I like it because it stirs something in me that hopes for “big, big” help in my darkest hour, when all looks lost and no effort of mine will be enough. But that’s exactly where some of us decide to try and back off of our hero legends or faith. We rationalize and say, “…but it’s not true, and I better have more sense than to count on help like that. I don’t have that kinda luck, it’s not smart to bank on it, I need to take care of myself.” I agree, really. It’s not smart at all, but I’d still rather hope when all seems lost than just lay down and quit, or sit there and rationalize.
Truly, all the tall tales and hero stories can give us hope. Not in and of themselves (don’t know many folks willing to stake their lives on Paul Bunyan and Babe coming to rescue). But only if they point to the one story that is true, and the one hero that is all-sufficient. Because indeed we will all experience something that for many of us seems dark and freaky, or at least totally uncertain — death. No power of ours, no amount of will or strength or intellect, can put the tiniest dent in it. The only shot we have to hope for any survival with it, is the hope beyond all hope that One can come to our aid and handle it.
And I need a hero not just for death, but LIFE. We’re every day dealing with parts of life that smack of death — hate and violence that make no sense, things that strike at our hearts and those of the ones we love, things that enslave and destroy. EVEN MORE, it is often ME who contributes to those deadly things in myself and on others around me. So the greatest hope story would involve a hero that deals with death, but also with saving us daily from life, and even those deep parts of ourselves that need it.

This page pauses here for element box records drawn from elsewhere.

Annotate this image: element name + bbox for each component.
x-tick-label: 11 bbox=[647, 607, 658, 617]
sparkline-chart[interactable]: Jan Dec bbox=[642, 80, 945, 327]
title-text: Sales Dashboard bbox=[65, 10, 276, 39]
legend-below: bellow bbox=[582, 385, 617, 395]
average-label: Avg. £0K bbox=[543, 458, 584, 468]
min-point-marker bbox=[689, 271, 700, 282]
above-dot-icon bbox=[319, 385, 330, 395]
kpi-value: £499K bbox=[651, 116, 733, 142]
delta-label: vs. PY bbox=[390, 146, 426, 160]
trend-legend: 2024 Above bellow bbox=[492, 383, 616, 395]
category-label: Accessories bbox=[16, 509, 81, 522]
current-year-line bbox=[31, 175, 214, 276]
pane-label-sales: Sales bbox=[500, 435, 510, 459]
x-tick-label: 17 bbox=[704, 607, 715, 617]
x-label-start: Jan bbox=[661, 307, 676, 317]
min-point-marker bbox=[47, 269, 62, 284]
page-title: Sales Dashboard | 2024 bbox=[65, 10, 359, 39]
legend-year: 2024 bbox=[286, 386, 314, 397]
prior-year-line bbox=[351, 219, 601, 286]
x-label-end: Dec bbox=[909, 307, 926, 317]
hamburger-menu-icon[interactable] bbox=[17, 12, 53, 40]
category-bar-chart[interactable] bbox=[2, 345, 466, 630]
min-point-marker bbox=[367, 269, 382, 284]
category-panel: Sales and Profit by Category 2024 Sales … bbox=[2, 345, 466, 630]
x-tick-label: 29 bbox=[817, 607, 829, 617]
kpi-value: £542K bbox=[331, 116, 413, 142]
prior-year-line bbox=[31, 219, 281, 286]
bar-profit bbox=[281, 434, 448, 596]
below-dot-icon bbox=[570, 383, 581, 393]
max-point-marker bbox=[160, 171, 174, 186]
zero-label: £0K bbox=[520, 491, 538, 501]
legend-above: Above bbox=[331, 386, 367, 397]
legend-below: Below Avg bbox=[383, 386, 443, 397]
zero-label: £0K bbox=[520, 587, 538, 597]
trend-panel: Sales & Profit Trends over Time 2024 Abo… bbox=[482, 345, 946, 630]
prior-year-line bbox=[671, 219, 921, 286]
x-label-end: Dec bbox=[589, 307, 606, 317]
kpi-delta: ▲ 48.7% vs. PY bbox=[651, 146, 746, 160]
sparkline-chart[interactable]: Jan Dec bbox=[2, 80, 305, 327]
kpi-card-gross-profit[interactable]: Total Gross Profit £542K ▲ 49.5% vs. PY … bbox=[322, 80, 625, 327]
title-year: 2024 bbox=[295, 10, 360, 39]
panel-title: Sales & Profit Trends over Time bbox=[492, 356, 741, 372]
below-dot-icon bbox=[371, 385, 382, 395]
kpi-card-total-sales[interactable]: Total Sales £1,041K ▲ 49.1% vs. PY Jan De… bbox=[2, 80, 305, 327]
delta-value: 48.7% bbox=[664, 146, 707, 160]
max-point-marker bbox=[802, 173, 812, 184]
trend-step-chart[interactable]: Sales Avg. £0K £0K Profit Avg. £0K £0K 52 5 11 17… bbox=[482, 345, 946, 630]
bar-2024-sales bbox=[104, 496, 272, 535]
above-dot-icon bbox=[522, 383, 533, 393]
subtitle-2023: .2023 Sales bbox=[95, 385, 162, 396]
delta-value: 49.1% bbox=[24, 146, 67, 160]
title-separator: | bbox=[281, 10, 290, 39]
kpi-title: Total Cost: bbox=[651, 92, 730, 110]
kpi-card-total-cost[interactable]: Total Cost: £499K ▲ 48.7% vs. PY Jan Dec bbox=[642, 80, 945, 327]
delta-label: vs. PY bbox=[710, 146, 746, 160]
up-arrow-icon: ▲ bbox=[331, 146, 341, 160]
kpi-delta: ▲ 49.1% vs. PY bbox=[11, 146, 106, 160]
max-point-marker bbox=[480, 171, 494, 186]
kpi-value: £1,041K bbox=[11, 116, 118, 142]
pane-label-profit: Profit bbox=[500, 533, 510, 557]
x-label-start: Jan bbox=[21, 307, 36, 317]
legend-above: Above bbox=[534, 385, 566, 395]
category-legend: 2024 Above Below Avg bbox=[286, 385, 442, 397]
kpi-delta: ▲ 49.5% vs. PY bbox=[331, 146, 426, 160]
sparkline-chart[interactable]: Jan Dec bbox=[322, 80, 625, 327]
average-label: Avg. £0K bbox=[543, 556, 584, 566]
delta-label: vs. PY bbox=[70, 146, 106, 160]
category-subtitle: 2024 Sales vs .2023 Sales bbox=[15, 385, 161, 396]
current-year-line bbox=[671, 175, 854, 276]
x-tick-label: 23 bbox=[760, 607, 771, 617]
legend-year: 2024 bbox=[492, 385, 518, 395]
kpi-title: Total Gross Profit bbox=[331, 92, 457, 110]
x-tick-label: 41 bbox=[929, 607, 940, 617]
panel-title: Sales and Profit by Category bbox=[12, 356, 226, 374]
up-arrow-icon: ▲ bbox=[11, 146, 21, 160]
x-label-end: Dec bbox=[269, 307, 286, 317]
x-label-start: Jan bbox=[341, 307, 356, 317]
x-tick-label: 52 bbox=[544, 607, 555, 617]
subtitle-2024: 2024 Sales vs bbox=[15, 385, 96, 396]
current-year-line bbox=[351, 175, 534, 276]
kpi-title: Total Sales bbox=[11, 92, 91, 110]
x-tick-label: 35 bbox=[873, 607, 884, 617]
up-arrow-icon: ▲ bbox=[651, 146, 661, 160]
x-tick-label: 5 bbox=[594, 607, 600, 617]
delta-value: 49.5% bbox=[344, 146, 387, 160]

The tallest of tales, that is. Would be absurd to hope for it. But I still need it, personally. I think the world does. After all, “Christ the King” Sunday wasn’t a day ordered by Jesus, it’s a really recent development. In the early 20th century, events around the world were taking such a toll that the church saw fit to institute this day of celebration. One major component was the events unfolding in Mexico — in 1918 the nation had passed a constitution that made it pretty easy for folks to pressure and eventually persecute the church. Until the 1940s, for their faith Christians dealt with imprisonment, confiscation of property, torture and death (this was the 1940s!). And in front of the firing squad one young priest shouted out something that inspired the naming of this Sunday — “Viva Cristo Rey!” It means, “Christ the King Lives!”
So since 1925 when it was first observed in response to those events, this is the Sunday when we assert the reality of the fullness of Christ Jesus exalted above all authority in heaven and on earth. Now, no, that’s not to say that whatever our leaders and governments do is pleasing to God or sanctioned by him. For God always leaves it to us to choose for ourselves, and I’d say we jack that up most of the time. But it is to say that those authorities and rulers, and even our own authority over our own individual lives, is still ultimately subject to Jesus and will be held to account one day soon.
In the meantime, can we take a look at ours and the earth’s situation, and maybe see that nothing but heroic intervention is going to succeed here? Maybe we can start to consider that kind of hope.